A gravidez é um período de adaptação intenso do organismo materno, sendo assim, no sistema cardiovascular não seria diferente. O desenvolvimento de um feto intraútero e a existência do órgão placentário demandam uma reorganização da vasculatura da mulher que, se ocorrer de forma incorreta, pode gerar um desbalanço sistêmico, como vemos nas Síndromes Hipertensivas da Gestação.
Vamos revisar as definições, classificações, diagnósticos e tratamento de uma das patologias mais importantes de ser estudada na Gestação Patológica da Obstetrícia!
O que são as Síndromes hipertensivas na gestação?
As Síndromes Hipertensivas da Gestação são um grupo de condições caracterizadas pelo aumento na pressão arterial materna no período da gravidez. Essas síndromes são heterogêneas em origem, fisiopatologia, quadro clínico e manejo. Porém, o que todas têm em comum é a alta capacidade de gerar complicações tanto para a mãe quanto para o feto, algumas delas com desfechos muito desfavoráveis.
Principais causas das Síndromes hipertensivas na gestação?
Com exceção da Hipertensão Arterial Crônica prévia à gestação que se perpetua durante esse período, as outras síndromes são decorrentes de falha de implantação placentária no miométrio uterino da mulher, principalmente nas adequações vasculares à essa estrutura. Vamos primeiro compreender a implantação fisiológica para depois entendermos o que de alterado pode ocorrer:
Em um útero não gravídico, suas artérias uterinas penetrantes responsáveis pela irrigação são resistentes e tortuosas.
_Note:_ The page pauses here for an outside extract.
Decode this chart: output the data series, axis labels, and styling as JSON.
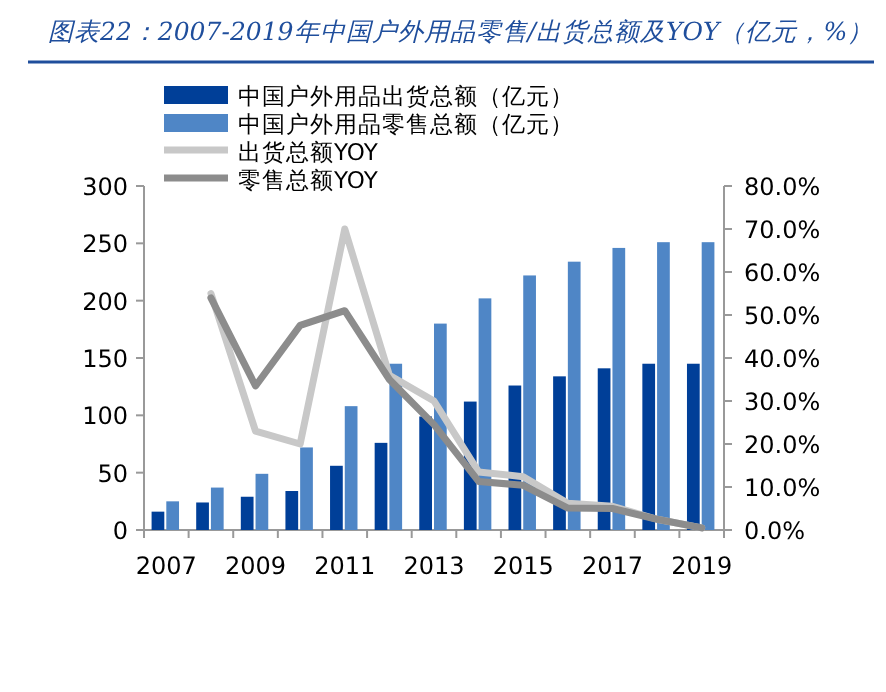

Uma vez que inicie o processo de gravidez e esse órgão tenha que receber mais sangue para nutrir o feto através da placenta, essas mesmas artérias precisarão sofrer alterações para aumentar seu fluxo e tornar a passagem sanguínea cada vez mais facilitada.
A estrutura responsável por essa alteração vascular é a placenta. Uma vez que ela começa a se desenvolver na decídua, suas células trofoblásticas invadem as artérias espiraladas e consomem parte das paredes do vaso com a finalidade de torná-las mais "finas" e aumentar seu calibre. Esse momento de adaptação ocorre em duas ondas, a primeira sendo da 6ª à 12ª semana, e a segunda sendo da 16ª à 20ª semana.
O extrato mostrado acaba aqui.